DESCRIPTION (provided by applicant): The rise in obesity worldwide parallels a dramatic increase in obesity-associated diseases, most notably type-II diabetes. This disease is predicted to reach epidemic proportions in the next several decades. Thus, understanding the biochemical processes underlying type-II diabetes and identifying new targets for therapeutic intervention are critical for national and world health. Some of the most widely prescribed insulin-sensitizing drugs to treat type-II diabetes belong to the thiazolidinedione (TZD) class of molecules. These drugs were found to also reduce many of the pathologies related to metabolic syndrome including hypertension, abdominal obesity, coronary artery inflammation, multiple sclerosis, Alzheimer's disease and Amyotrophic lateral sclerosis. While the TZDs were originally thought to exert their effects solely through activation of the nuclear transcription factor PPAR¿, it is nw known that many of the beneficial effects are mediated in a PPAR¿-independent manner. The TZDs were recently shown to interact with a novel mitochondrial protein target called mitoNEET. We reported that the protein mitoNEET is a redox-active, pH-labile 2Fe-2S cluster containing protein in the outer mitochondrial membrane. This is the only known Fe-S protein in the outer mitochondrial membrane. In addition, we discovered that MitoNEET plays an important role in iron management under oxidative stress conditions. Miner1, an endoplasmic reticulum homolog of mitoNEET, is important in maintaining health and longevity and interacts with proteins associated with cancer as well as neurodegenerative diseases. These proteins have emerged as important new therapeutic targets in diseases ranging from diabetes to Alzheimer's. The focus of this proposal is the structural, biochemical and functional characterization of this novel protein family. Specifically, we are investigating the molecular determinants of drug binding as a function of changes in oxidation state and asking how drug binding impacts newly discovered protein-protein interactions that are involved in regulating cell survival and death processes. The proposed studies are of both fundamental significance in understanding this protein-drug recognition as well as the identification of novel therapeutics.
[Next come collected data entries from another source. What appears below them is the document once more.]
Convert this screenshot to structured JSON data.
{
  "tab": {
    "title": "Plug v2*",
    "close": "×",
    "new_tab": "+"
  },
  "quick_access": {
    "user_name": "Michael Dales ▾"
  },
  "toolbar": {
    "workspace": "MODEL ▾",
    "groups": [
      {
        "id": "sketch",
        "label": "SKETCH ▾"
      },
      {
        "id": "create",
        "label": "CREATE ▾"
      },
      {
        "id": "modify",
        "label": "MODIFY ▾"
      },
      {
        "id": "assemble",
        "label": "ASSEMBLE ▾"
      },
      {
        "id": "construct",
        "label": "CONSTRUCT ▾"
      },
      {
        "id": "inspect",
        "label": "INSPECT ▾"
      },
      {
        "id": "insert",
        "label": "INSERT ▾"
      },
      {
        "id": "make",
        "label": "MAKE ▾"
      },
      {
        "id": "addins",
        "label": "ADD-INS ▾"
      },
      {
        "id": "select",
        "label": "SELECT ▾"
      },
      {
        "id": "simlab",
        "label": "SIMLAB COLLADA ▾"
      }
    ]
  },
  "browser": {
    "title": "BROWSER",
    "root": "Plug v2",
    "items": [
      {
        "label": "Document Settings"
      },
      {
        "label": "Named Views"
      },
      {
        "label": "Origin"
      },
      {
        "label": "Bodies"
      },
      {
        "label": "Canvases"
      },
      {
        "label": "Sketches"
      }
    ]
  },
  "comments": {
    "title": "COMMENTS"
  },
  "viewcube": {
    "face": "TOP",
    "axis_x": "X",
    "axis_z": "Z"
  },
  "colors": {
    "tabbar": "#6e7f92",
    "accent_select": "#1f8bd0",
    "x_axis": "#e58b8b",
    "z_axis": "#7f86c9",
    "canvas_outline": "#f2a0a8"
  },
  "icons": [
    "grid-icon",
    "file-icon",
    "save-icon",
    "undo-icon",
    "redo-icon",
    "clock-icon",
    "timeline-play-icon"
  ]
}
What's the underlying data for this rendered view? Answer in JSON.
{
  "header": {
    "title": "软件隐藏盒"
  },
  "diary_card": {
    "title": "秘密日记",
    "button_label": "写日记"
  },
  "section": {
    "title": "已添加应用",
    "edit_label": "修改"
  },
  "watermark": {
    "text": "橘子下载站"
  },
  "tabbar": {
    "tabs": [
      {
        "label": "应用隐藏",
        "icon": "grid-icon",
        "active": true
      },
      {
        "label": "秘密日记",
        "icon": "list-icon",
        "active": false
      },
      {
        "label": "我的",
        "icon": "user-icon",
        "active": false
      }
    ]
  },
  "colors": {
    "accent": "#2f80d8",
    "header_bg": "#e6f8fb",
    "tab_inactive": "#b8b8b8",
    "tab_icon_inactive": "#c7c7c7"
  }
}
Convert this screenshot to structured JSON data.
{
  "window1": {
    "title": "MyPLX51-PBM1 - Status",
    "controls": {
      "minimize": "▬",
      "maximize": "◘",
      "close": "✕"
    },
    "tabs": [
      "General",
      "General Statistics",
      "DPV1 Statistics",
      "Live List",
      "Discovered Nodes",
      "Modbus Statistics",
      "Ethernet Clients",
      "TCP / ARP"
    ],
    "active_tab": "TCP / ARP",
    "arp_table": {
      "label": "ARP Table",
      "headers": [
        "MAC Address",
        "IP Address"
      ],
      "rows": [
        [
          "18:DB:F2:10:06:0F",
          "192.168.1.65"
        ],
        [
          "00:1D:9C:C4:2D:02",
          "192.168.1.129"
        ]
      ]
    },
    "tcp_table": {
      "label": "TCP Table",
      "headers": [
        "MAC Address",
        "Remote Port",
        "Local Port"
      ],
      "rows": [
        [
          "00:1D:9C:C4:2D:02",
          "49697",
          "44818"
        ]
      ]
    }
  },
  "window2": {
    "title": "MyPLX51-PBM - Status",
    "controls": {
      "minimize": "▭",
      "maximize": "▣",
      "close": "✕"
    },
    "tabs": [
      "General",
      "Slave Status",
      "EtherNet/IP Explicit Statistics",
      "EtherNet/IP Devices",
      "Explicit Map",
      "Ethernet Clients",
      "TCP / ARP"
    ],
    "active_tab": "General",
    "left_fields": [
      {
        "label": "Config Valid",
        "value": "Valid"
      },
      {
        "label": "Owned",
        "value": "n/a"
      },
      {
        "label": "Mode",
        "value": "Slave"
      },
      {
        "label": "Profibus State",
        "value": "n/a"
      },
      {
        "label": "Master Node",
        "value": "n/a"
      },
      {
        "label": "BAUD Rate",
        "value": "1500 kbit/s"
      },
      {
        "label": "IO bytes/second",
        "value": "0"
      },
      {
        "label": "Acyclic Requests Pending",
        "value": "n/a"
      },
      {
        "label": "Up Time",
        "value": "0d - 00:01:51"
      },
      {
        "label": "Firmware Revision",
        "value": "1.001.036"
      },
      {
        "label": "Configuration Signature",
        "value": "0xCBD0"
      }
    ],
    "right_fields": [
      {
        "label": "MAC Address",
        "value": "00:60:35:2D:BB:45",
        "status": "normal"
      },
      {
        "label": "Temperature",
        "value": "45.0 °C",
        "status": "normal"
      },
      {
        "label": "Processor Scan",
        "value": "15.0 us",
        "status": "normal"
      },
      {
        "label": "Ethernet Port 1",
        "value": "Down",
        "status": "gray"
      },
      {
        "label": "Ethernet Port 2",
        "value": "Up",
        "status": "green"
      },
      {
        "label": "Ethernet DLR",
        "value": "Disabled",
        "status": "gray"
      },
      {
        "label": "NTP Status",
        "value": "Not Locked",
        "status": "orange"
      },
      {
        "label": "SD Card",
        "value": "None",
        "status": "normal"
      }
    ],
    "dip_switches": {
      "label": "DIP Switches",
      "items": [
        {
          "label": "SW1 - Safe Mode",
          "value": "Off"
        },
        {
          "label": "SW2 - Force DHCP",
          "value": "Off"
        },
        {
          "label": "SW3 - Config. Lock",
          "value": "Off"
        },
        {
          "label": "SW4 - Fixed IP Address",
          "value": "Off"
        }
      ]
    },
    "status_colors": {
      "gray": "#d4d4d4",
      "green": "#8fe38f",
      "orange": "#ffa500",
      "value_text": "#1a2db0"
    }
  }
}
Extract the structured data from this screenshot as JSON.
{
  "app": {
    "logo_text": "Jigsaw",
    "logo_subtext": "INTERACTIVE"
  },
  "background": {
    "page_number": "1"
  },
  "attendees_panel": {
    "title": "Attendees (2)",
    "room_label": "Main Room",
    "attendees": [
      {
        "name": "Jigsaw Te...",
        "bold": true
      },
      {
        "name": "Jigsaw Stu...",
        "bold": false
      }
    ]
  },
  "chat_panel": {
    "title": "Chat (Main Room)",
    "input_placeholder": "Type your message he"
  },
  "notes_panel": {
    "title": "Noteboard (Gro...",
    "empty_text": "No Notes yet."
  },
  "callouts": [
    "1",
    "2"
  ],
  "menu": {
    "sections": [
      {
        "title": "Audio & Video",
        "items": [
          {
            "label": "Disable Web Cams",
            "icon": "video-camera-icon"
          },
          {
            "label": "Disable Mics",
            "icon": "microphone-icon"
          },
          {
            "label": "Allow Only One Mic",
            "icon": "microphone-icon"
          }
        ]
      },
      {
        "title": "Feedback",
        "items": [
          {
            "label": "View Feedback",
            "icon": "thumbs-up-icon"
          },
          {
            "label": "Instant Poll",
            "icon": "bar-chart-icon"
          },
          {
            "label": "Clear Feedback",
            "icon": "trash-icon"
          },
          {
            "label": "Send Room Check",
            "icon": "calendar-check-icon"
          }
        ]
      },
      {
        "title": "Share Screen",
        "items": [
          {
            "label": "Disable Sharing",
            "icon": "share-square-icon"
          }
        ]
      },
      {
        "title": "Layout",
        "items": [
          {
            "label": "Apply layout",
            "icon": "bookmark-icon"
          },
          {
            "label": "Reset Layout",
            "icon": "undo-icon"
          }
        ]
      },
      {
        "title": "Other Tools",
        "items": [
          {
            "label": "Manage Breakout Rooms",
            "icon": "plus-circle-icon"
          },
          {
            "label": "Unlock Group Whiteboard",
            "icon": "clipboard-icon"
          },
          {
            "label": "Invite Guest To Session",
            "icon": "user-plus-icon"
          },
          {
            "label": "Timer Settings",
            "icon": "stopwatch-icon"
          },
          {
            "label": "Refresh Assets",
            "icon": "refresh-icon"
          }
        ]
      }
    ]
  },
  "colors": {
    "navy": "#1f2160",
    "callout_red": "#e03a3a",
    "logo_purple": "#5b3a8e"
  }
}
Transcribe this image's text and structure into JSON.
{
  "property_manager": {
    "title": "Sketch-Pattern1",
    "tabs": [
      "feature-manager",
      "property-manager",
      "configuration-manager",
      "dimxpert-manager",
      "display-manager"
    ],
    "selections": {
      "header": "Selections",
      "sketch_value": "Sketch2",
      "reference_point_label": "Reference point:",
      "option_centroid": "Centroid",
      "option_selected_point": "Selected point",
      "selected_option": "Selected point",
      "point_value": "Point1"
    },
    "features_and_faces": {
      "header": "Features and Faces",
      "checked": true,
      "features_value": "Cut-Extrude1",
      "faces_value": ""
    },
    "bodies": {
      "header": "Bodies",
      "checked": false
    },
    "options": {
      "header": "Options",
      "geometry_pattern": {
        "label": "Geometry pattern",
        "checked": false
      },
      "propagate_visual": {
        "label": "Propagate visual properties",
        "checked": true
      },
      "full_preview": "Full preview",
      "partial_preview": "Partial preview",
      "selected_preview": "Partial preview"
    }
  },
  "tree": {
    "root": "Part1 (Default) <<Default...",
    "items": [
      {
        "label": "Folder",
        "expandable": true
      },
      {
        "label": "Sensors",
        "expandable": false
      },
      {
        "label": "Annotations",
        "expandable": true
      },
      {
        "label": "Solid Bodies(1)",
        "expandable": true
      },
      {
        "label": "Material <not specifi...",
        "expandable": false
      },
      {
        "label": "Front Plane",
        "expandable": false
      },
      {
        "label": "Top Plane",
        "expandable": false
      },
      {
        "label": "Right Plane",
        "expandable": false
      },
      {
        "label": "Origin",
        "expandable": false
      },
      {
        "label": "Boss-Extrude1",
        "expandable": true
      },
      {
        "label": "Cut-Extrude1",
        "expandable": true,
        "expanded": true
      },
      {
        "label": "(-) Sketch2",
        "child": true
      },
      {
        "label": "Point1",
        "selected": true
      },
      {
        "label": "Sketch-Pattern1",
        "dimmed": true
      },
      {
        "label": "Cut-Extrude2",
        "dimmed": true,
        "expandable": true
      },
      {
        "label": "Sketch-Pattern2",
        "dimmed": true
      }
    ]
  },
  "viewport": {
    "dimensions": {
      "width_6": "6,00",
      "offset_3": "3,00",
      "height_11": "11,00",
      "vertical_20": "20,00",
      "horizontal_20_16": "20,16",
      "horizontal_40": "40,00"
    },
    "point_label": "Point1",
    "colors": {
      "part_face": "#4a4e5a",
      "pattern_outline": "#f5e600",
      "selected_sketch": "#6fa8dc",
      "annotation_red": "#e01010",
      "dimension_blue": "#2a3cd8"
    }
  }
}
描述(申请人提供)：全球肥胖率的上升与肥胖相关疾病的急剧增加同步，最明显的是II型糖尿病。据预测，这种疾病在未来几十年内将达到流行的程度。因此，了解II型糖尿病潜在的生化过程并确定新的治疗干预目标对国家和世界健康至关重要。一些最广泛用于治疗II型糖尿病的胰岛素增敏药物属于噻唑烷二酮(TZD)类分子。这些药物被发现还可以减少与代谢综合征相关的许多病理疾病，包括高血压、腹型肥胖、冠状动脉炎症、多发性硬化症、阿尔茨海默病和肌萎缩侧索硬化症。虽然TZD最初被认为仅通过激活核转录因子PPAR？发挥其作用，但已知许多有益的影响是以PPAR？不依赖的方式介导的。TZD最近被证明与一种名为mitoNEET的新型线粒体蛋白靶标相互作用。我们报道了mitoNEET蛋白是一个氧化还原活性的、pH不稳定的2Fe-2S簇，含有位于线粒体膜外膜的蛋白。这是线粒体膜外膜中唯一已知的铁-S蛋白。此外，我们还发现，在氧化应激条件下，mitoNEET在铁的管理中起着重要作用。Miner1是mitoNEET的内质网同系物，在维持健康和长寿方面非常重要，并与癌症和神经退行性疾病相关的蛋白质相互作用。这些蛋白质已经成为从糖尿病到阿尔茨海默氏症等疾病的重要治疗靶点。这项提议的重点是这种新的结构、生化和功能表征 蛋白质家族。具体地说，我们正在研究药物结合的分子决定因素作为氧化状态变化的函数，并询问药物结合如何影响新发现的参与调节细胞生存和死亡过程的蛋白质-蛋白质相互作用。这个 所提出的研究对于理解这种蛋白质-药物识别以及识别新的治疗方法都具有基础性意义。